This is the Best Time to Start Your College Recruiting Process

Understanding the recruiting timeline will help you land that athletic scholarship.

The recruiting timeline is a subject of great confusion. Rumors spread like wildfire, people make uninformed decisions, and it often results in frustration and disappointment. The rumor mill spawns myths like, "If it's the spring of your junior year and you haven't been contacted by any coaches, you have no chance of playing sports in college." That's just wrong. If you are a second-semester junior, you should definitely get moving. And even if you're a first-semester senior, there's still time to make an effective recruiting pitch and land yourself on a great college team. Some doors will have closed by now, but with a CaptainU recruiting profile we'll help you find opportunities that are still out there.

College Students

When is the best time to start the process?

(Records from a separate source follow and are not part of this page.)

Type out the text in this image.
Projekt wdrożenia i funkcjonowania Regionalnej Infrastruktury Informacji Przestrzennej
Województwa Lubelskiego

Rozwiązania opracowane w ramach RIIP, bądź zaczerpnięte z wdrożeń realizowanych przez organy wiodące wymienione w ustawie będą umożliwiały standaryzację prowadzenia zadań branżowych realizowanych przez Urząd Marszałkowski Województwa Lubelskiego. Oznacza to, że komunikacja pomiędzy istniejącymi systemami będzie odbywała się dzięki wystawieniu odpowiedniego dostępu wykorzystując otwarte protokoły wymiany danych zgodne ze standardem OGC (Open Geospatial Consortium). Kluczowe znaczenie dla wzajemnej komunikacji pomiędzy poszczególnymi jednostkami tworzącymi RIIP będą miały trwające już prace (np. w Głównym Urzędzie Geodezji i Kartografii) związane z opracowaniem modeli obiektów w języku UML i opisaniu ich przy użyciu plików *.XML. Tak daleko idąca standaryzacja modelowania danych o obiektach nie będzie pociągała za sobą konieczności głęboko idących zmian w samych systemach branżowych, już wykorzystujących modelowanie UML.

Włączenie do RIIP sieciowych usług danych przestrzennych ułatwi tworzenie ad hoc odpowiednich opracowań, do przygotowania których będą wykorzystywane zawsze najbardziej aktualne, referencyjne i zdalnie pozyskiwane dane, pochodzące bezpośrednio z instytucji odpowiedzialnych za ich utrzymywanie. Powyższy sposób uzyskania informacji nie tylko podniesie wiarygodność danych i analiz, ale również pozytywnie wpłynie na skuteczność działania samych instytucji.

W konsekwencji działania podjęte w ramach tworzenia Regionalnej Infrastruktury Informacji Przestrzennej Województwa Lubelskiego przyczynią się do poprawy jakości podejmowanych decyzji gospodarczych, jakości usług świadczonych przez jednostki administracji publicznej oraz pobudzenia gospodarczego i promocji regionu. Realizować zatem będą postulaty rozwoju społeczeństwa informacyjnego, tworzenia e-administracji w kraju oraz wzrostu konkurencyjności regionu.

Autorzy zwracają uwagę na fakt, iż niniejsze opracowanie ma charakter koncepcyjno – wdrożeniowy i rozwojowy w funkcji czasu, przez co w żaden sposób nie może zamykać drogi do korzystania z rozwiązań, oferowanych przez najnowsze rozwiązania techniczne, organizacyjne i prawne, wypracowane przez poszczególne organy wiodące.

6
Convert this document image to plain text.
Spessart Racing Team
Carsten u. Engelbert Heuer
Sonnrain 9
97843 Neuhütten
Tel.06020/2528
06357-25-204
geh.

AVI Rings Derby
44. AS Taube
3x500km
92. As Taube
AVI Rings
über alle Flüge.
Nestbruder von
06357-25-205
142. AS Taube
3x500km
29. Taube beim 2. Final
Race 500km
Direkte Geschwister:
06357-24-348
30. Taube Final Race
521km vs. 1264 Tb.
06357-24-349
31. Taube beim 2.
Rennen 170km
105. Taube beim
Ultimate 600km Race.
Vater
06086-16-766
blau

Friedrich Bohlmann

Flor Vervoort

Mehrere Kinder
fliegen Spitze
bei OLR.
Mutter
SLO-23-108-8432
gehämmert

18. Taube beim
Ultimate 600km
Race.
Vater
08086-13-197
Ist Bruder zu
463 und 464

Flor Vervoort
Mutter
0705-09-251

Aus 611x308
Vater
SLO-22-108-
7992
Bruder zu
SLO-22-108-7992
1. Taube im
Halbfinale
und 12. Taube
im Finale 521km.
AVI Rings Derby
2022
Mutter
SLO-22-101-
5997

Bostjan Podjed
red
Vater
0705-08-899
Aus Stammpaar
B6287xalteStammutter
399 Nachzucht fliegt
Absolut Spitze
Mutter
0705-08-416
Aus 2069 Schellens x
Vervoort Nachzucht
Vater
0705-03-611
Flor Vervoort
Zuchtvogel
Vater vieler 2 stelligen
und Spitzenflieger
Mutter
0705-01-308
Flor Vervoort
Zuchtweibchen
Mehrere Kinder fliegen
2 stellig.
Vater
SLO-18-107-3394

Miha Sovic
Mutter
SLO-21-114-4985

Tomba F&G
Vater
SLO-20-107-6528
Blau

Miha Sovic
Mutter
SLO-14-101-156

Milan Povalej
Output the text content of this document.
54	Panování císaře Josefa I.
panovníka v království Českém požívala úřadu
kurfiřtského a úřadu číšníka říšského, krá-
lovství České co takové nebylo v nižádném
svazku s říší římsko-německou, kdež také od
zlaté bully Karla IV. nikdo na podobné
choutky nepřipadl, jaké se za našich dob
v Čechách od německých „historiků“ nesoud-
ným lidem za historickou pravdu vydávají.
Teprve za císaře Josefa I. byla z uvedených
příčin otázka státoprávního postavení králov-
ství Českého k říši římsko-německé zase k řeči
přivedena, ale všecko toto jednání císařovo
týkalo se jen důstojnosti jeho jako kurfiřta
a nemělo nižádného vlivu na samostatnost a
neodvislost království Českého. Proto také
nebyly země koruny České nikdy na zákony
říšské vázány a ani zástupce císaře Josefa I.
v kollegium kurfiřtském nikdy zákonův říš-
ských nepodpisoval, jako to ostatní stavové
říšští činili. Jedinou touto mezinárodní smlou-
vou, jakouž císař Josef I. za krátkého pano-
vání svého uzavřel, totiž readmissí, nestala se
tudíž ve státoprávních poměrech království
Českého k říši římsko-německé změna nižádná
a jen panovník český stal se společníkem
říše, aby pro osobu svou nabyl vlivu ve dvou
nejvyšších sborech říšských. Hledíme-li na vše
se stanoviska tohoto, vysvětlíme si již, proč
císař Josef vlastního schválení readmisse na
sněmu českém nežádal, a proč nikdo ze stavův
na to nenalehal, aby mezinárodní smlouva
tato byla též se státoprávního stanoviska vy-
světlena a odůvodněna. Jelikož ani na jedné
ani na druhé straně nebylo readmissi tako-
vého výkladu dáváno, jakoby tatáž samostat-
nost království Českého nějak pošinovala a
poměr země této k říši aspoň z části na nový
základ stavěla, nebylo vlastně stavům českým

For most players, the best time to start the recruiting process is during sophomore or junior year. If you get started with CaptainU when you're a sophomore, you simplify the process by giving yourself more time to learn about college teams, communicate with the coaches, and visit campuses. If you start when you're a junior, you have to be focused and make sure to get in the spotlight quickly. Once you start communicating with college coaches, you need to have regular contact with them until you decide which college you will attend. This actually isn't that difficult. It just requires a little work each month. A great time to start recruiting in earnest is when you're not in the middle of a season. You can devote some of the time you normally spend at practice to the recruiting process.

Ready to start your recruiting process? Create your free profile here.

What if I want to start the process sooner?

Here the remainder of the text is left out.